One way to work around this problem is to put all your taglib directives in a single JSP that you include throughout your application.
First, create a JSP file containing taglib directives that use the absolute URIs for the tag libraries you are using. The example below shows a JSP file containing the taglib declarations for the Struts bean, html, and logic tag libraries as well as the JSTL core and formatting tag libraries.

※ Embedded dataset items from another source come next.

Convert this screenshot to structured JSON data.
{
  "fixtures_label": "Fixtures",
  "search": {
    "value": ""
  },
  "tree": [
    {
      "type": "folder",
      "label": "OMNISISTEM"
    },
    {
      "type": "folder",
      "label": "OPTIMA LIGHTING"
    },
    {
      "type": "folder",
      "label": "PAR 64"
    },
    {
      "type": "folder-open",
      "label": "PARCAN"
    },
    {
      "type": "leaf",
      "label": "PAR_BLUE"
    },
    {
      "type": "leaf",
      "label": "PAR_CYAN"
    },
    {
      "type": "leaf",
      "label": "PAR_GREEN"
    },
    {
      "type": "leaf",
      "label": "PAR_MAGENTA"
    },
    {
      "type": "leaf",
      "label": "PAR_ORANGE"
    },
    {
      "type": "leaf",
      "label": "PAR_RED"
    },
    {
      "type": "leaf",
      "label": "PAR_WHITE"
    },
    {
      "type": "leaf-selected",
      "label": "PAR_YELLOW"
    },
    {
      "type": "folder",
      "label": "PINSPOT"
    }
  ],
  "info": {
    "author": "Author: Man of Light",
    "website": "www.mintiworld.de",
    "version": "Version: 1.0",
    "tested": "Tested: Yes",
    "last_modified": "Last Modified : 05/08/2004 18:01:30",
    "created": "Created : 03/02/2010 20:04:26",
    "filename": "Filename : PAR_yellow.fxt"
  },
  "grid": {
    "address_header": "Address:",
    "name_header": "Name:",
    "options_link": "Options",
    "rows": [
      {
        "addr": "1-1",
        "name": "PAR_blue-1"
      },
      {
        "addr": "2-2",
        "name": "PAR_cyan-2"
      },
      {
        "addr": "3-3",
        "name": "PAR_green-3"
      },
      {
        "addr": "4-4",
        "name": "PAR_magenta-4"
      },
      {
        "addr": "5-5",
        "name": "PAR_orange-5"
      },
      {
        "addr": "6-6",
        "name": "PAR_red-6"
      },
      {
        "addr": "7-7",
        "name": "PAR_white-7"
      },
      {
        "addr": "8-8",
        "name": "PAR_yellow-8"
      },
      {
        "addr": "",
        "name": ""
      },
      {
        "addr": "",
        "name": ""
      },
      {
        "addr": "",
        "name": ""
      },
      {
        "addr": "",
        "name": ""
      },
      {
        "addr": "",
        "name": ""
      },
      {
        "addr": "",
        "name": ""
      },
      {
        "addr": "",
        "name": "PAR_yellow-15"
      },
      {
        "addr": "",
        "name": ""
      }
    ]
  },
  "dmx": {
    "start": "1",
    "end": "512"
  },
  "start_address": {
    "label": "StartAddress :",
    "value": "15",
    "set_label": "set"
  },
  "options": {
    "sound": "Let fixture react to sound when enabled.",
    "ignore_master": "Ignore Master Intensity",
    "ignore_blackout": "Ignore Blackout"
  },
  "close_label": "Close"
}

<%@ page contentType="text/html;charset=UTF-8" language="java" %> <%@ taglib uri="http://jakarta.apache.org/struts/tags-bean" prefix="bean" %> <%@ taglib uri="http://jakarta.apache.org/struts/tags-html" prefix="html" %> <%@ taglib uri="http://jakarta.apache.org/struts/tags-logic" prefix="logic" %> <%@ taglib uri="http://java.sun.com/jstl/core" prefix="c" %> <%@ taglib uri="http://java.sun.com/jstl/fmt" prefix="fmt" %>
Then include this file at the top of your JSP pages using the include directive:
<%@ include file="/includes/taglibs.inc.jsp" %>
Since you are using the absolute URIs in the taglib directives, you are not required to enter a corresponding taglib element in the application’s web.xml file!
I have good success with this approach but YMMV — I’d be interested in your experiences.